Weak measurements via quantum erasure - Aharon Brodutch

Quantum mechanical systems with fixed past (pre-selected) and future (post-selected) boundary conditions can exhibit strange properties. In many cases the results of intermediate measurements can give seemingly paradoxical results. It may be argued that such results are counter-factual since the measurement process disturbs the relation between pre and post selection. Weak measurements provide a way to measure observables without disturbing the system thereby allowing us to make factual statements about the apparent paradoxes. For many interesting observables, however, there was no known weak measurement scheme so statements about the result of such measurements cannot be verified experimentally. Examples include non-local observables (such as the Bell observable) and sequential observables (such as those used in Leggett Garg inequalities). Recently we provided a a general scheme for performing weak measurements of a wide range of observables including non-local [1] and sequential [2] observables and illustrated the applicability of this scheme using new paradoxes that demonstrate the strange properties of quantum post-selected systems.
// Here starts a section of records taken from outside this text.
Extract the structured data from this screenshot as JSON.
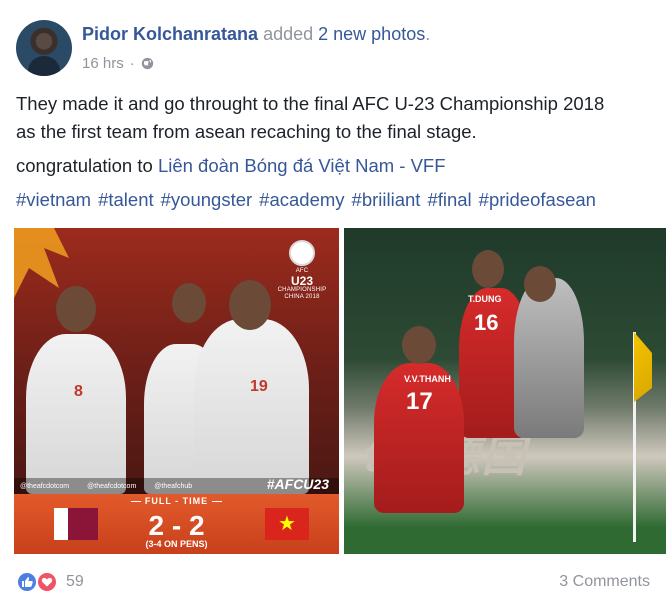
{
  "post": {
    "author": "Pidor Kolchanratana",
    "action_prefix": "added",
    "action_link": "2 new photos",
    "action_suffix": ".",
    "timestamp": "16 hrs",
    "separator": "·",
    "privacy_icon": "globe-icon",
    "text_line1": "They made it and go throught to the final AFC U-23 Championship 2018",
    "text_line2": "as the first team from asean recaching to the final stage.",
    "congrats_prefix": "congratulation to",
    "congrats_page": "Liên đoàn Bóng đá Việt Nam - VFF",
    "hashtags": [
      "#vietnam",
      "#talent",
      "#youngster",
      "#academy",
      "#briiliant",
      "#final",
      "#prideofasean"
    ]
  },
  "photo1": {
    "logo_afc": "AFC",
    "logo_u23": "U23",
    "logo_championship": "CHAMPIONSHIP",
    "logo_country": "CHINA 2018",
    "number_left": "8",
    "number_right": "19",
    "social_handles": [
      "@theafcdotcom",
      "@theafcdotcom",
      "@theafchub"
    ],
    "hashtag": "#AFCU23",
    "result_label": "FULL - TIME",
    "score": "2 - 2",
    "pens": "(3-4 ON PENS)",
    "vietnam_star": "★"
  },
  "photo2": {
    "number_front": "17",
    "name_front": "V.V.THANH",
    "number_back": "16",
    "name_back": "T.DUNG",
    "board_text": "tai 德国"
  },
  "footer": {
    "reactions_count": "59",
    "comments": "3 Comments",
    "like_icon": "thumbs-up-icon",
    "love_icon": "heart-icon"
  },
  "colors": {
    "link": "#365899",
    "muted": "#90949c",
    "like": "#4e7fe3",
    "love": "#f25268"
  }
}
In this talk I will begin by reviewing the fundamental significance of weak and non-local measurements and then present the general scheme for performing non-local weak measurements [1]. I will also present a post-selection `paradox' that illustrates the significance of this scheme in both the weak and strong regime. [1] A. Brodutch and E. Cohen, Non-local Weak Measurements via Quantum Erasure, arXiv:1409.1575 (2015). [2] A. Brodutch and E. Cohen Weak and Strong Sequential Measurements, arXiv:1504.07628 (2015).